Desired output = 'but' appears 1800 times 900 of those 1800 times, the review is helpful
Example of two reviews containing 'but':
"what a fantastic experience! this hotel has everything, amazing staff, gorgeous pool, super cool atmosphere, beautiful rooms and just a hop and a skip away from the busy kamari strip. it's about 5 minute walk from the main strip but you'll be glad not to be in the thick of things, this place is truly a sanctuary and the best!!"

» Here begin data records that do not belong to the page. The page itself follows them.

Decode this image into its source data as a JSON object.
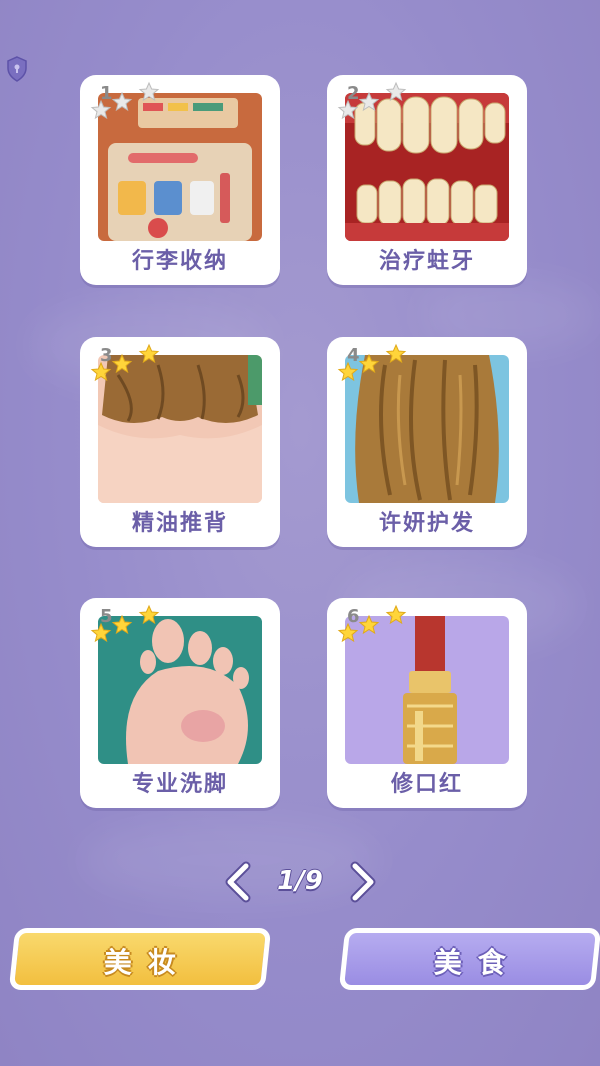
{
  "levels": [
    {
      "num": "1",
      "label": "行李收纳",
      "stars": 0
    },
    {
      "num": "2",
      "label": "治疗蛀牙",
      "stars": 0
    },
    {
      "num": "3",
      "label": "精油推背",
      "stars": 3
    },
    {
      "num": "4",
      "label": "许妍护发",
      "stars": 3
    },
    {
      "num": "5",
      "label": "专业洗脚",
      "stars": 3
    },
    {
      "num": "6",
      "label": "修口红",
      "stars": 3
    }
  ],
  "pager": {
    "page": "1/9"
  },
  "buttons": {
    "makeup": "美妆",
    "food": "美食"
  },
  "colors": {
    "background": "#968ccb",
    "label": "#6b5fa8",
    "star_on": "#ffd53a",
    "star_off": "#e6e6e6",
    "makeup_button": "#f2bf3f",
    "food_button": "#9a8de3"
  }
}
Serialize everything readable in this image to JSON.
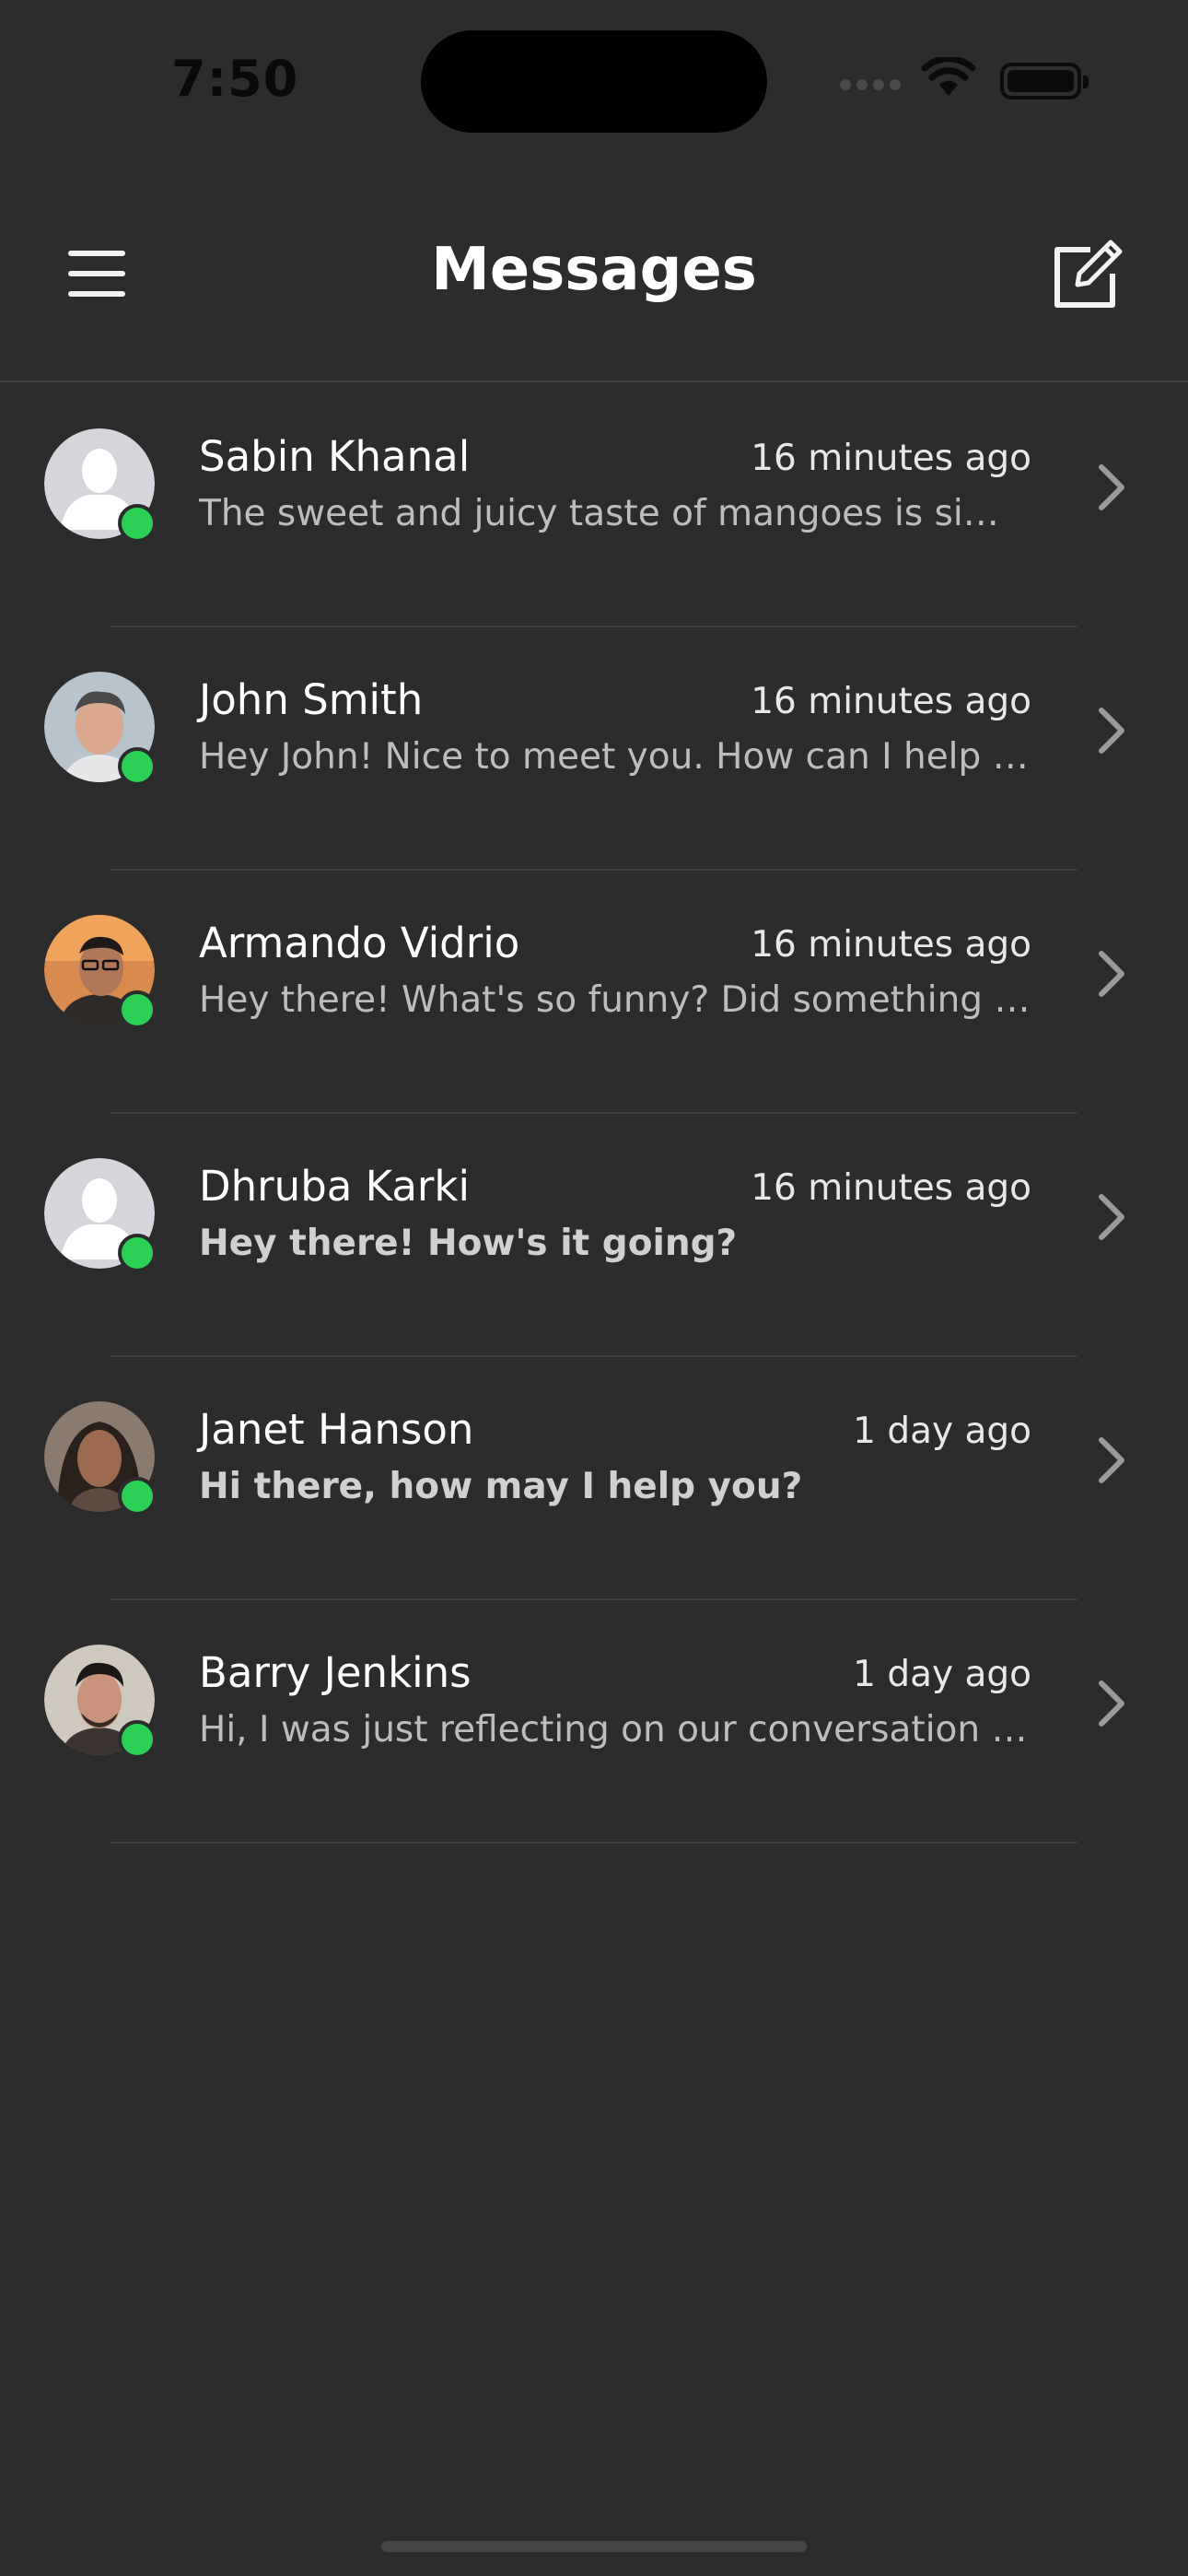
{
  "status_bar": {
    "time": "7:50"
  },
  "header": {
    "title": "Messages"
  },
  "conversations": [
    {
      "name": "Sabin Khanal",
      "timestamp": "16 minutes ago",
      "preview": "The sweet and juicy taste of mangoes is simpl...",
      "unread": false,
      "avatar": "placeholder",
      "online": true
    },
    {
      "name": "John Smith",
      "timestamp": "16 minutes ago",
      "preview": "Hey John! Nice to meet you. How can I help yo...",
      "unread": false,
      "avatar": "photo",
      "online": true
    },
    {
      "name": "Armando Vidrio",
      "timestamp": "16 minutes ago",
      "preview": "Hey there! What's so funny? Did something a...",
      "unread": false,
      "avatar": "photo",
      "online": true
    },
    {
      "name": "Dhruba Karki",
      "timestamp": "16 minutes ago",
      "preview": "Hey there! How's it going?",
      "unread": true,
      "avatar": "placeholder",
      "online": true
    },
    {
      "name": "Janet Hanson",
      "timestamp": "1 day ago",
      "preview": "Hi there, how may I help you?",
      "unread": true,
      "avatar": "photo",
      "online": true
    },
    {
      "name": "Barry Jenkins",
      "timestamp": "1 day ago",
      "preview": "Hi, I was just reflecting on our conversation an...",
      "unread": false,
      "avatar": "photo",
      "online": true
    }
  ],
  "colors": {
    "background": "#2c2c2c",
    "online": "#2bcf55",
    "divider": "#3e3e3e"
  },
  "icons": {
    "menu": "hamburger-icon",
    "compose": "compose-icon",
    "row_action": "chevron-right-icon"
  }
}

"we stayed here for a week at the beginning of may. this was the start of the season, but the staff were full of enthusiasm and very friendly and helpful. despite the fact our thomson rep came to the hotel every morning we still went to the hotel staff for advice and recommendations for the island. they booked reservations for restaurants we visited and also arranged car hire for us. the hotel itself is very clean and tidy, you are welcomed into a courtyard area with palm trees and rustic seating areas. the reception is nice and bright and clean with a massive bookshelf full of books that you can borrow during your stay. breakfast area is nicely organised and the food is very good."
dfRev <- read.csv("reviews_final.csv", row.names = 1, stringsAsFactors = FALSE)
dfRev$review_body <- tolower(dfRev$review_body)
View(dfRev)
ifelse(dfRev$helpful_votes > 0, "Review helpful", "Review not helpful")
dfRev <- tolower(dfRev)
dfRev$but <- grepl("but", dfRev$review_body)
CodePudding user response:
You can count the number of TRUE
using sum()
. For example:
sum(TRUE)
[1] 1
sum(c(TRUE, TRUE))
[1] 2
sum(c(TRUE, TRUE, FALSE, FALSE, TRUE))
[1] 3
You can compare two vectors of logicals and return a count of pairs that are both TRUE
:
a <- c(TRUE, FALSE, TRUE)
b <- c(FALSE, TRUE, TRUE)
sum(a & b)
[1] 1
With your criteria:
data.frame(
"n_but" = sum(grepl("but", dfRev$review_body)),
"n_helpful" = sum(dfRev$helpful_votes > 0),
"n_but_helpful" = sum(grepl("but", dfRev$review_body) & dfRev$helpful_votes > 0))